Additional remarks & tips (also elaborating on other and, at least for this, not recommended titles)
Note that the section below is in no way needed for the above to work. I only provide this info for more info on the subtitle handlers currently available, should you want to know why some of the other titles are incapable of handling the conversion process outlined above.
Project-X demuxes the stream just fine, also creating an ifo/sub pair for each of the (valid) subtrack tracks. For example, for THIS one, there'll be one with 10 and another with 2 subtitle pages.
You can directly read in the SUP files via the free, Windows-only (runs OK under Parallels) SupViewer for checking (but not for image export or OCR). This app also has a neat feature: merging two files and, this way, displaying for example subtitles in two languages at the same time. Upon loading the second subtitle SUP stream (see the “Load/merge secondary SUP” icon at the top center), you'll need to supply an Y offset (by default, -400) to the current one.
SupRip 1.16 (note the P!) doesn't work: while it was able to correctly decode (but, at least without OCR training, correctly recognize) the (soft) timestamp in the SUP files demuxed from floatplanepassing.mts ( linked from HERE) but not the ones demuxed (by Project-X) from Mother of mine – it displayed an exception.
SubRip 1.50 Beta 5 (note the B!) can't at all read SUP files demuxed from (M(2))TS files - “only” image sequences, original VOB files and VobSub files. The OCR process is highly reliable. It, first, asks for every new letter it encounters. Typically, this is only done by once for each character. After that, the recognition is 100% exact, even for non-English (here: Finnish) text. The training can be saved (Characters Matrix > Save Characters Matrix File) and, later, retrieved so that TS streams using the same character set don't need to be re-trained. In addition, before closing the subtitles text window automatically displayed (and also toggable with the third icon on the top left) after finishing the OCR process containing the OCR'ed text, you can also run (Corrections > Post OCR Spelling Correction) a dictionary-based spell checker to further fix the errors. There are dictionaries for most major languages. Its image sequence can be already directly processed by SubRip but the latter in no way can process the TXT file containing the timing data (the single TXT file) exported by DVD Subtitle Tools (see next paragraph). Note that there isn't a way of quickly removing / re-editing a character entered: you need to go right to Characters Matrix > View/Edit Characters Matrix, select the last entry in the leftmost list and enter the right equivalent in the “Modify” input text field in the right center. (Alternatively, you can also delete the record.)

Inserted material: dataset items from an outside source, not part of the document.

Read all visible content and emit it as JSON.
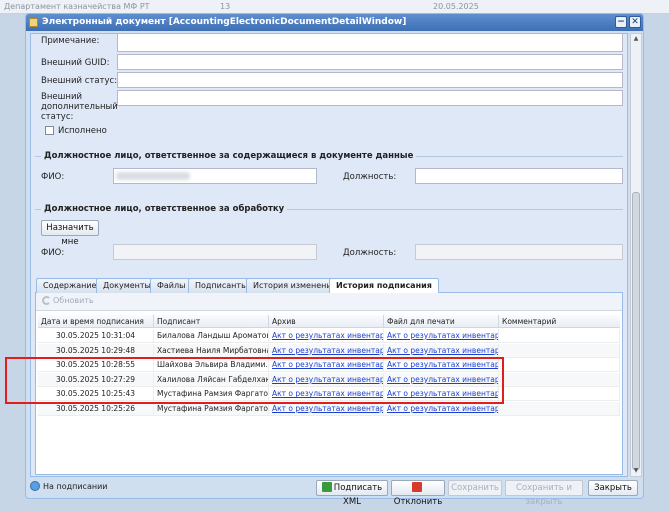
{
  "background": {
    "department": "Департамент казначейства МФ РТ",
    "number": "13",
    "date": "20.05.2025"
  },
  "window": {
    "title": "Электронный документ [AccountingElectronicDocumentDetailWindow]",
    "buttons": [
      "minimize",
      "close"
    ]
  },
  "form": {
    "note_label": "Примечание:",
    "external_guid_label": "Внешний GUID:",
    "external_status_label": "Внешний статус:",
    "external_additional_status_label": "Внешний дополнительный статус:",
    "executed_label": "Исполнено",
    "executed_checked": false
  },
  "responsible_content": {
    "legend": "Должностное лицо, ответственное за содержащиеся в документе данные",
    "fio_label": "ФИО:",
    "fio_value": "",
    "position_label": "Должность:",
    "position_value": ""
  },
  "responsible_processing": {
    "legend": "Должностное лицо, ответственное за обработку",
    "assign_button": "Назначить мне",
    "fio_label": "ФИО:",
    "position_label": "Должность:"
  },
  "tabs": [
    {
      "label": "Содержание",
      "active": false
    },
    {
      "label": "Документы",
      "active": false
    },
    {
      "label": "Файлы",
      "active": false
    },
    {
      "label": "Подписанты",
      "active": false
    },
    {
      "label": "История изменений",
      "active": false
    },
    {
      "label": "История подписания",
      "active": true
    }
  ],
  "toolbar": {
    "refresh_label": "Обновить"
  },
  "grid": {
    "columns": [
      "Дата и время подписания",
      "Подписант",
      "Архив",
      "Файл для печати",
      "Комментарий"
    ],
    "rows": [
      {
        "datetime": "30.05.2025 10:31:04",
        "signer": "Билалова Ландыш Ароматов...",
        "archive": "Акт о результатах инвентар...",
        "print_file": "Акт о результатах инвентар...",
        "comment": ""
      },
      {
        "datetime": "30.05.2025 10:29:48",
        "signer": "Хастиева Наиля Мирбатовна",
        "archive": "Акт о результатах инвентар...",
        "print_file": "Акт о результатах инвентар...",
        "comment": ""
      },
      {
        "datetime": "30.05.2025 10:28:55",
        "signer": "Шайхова Эльвира Владими...",
        "archive": "Акт о результатах инвентар...",
        "print_file": "Акт о результатах инвентар...",
        "comment": ""
      },
      {
        "datetime": "30.05.2025 10:27:29",
        "signer": "Халилова Ляйсан Габделхак...",
        "archive": "Акт о результатах инвентар...",
        "print_file": "Акт о результатах инвентар...",
        "comment": ""
      },
      {
        "datetime": "30.05.2025 10:25:43",
        "signer": "Мустафина Рамзия Фаргатов...",
        "archive": "Акт о результатах инвентар...",
        "print_file": "Акт о результатах инвентар...",
        "comment": ""
      },
      {
        "datetime": "30.05.2025 10:25:26",
        "signer": "Мустафина Рамзия Фаргатов...",
        "archive": "Акт о результатах инвентар...",
        "print_file": "Акт о результатах инвентар...",
        "comment": ""
      }
    ]
  },
  "footer": {
    "status": "На подписании",
    "sign_xml": "Подписать XML",
    "reject": "Отклонить",
    "save": "Сохранить",
    "save_close": "Сохранить и закрыть",
    "close": "Закрыть"
  },
  "colors": {
    "accent": "#3e6fb4",
    "link": "#1b3fd1",
    "highlight": "#e01e1e"
  }
}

The decoder (DVDSupDecode.exe) of DVD Subtitle Tools 1.62, in addition to displaying timing information (when individual BMP files are displayed), is also capable of BMP dumping if you supply the additional command line switch “-bitmap” (as in “DVDSupDecode.exe -bitmap Kotikatsomo—Aideista-parhain--K11-_2011.05.09_YLE-TV1_12882718[copy]-02.sup”)
BDSup2Sub 4.0.0 (somewhat more up-to-date alternative; discussion) can't open the SUP files extracted from TS files either – it seems to be only compatible with native SUP files extracted from BD disks but not standard SD transport streams.
SubtitleCreator 2.3 rc1: it also has some OCR capabilities, but they require Microsoft Office 2003 (it seems to be incompatible with Microsoft Office 2010, at least on my Windows XP running under Parallels). As with DVD Subtitle Tools, it's also able to export all the consituting images from a SUP input file. However, its real strength lies in its VobSub export capabilities: SubRip can read the VobSub file it creates with all its goodies (most importantly, the timecodes). (Note that SubtitleCreator also uses code from the older and no longer supported / developed sup2vobsub. The initially Finnish app (the original Finnish language thread is HERE; English-language one HERE) could also convert SUP files demuxed from TS streams into VobSub streams already handled by SubRip, the de facto tool for OCR'ing originally image-based subtitles. Now that SubtitleCreator also has a GUI (as opposed to the strictly command-line sup2vobsub), however, I don't recommend it any more.)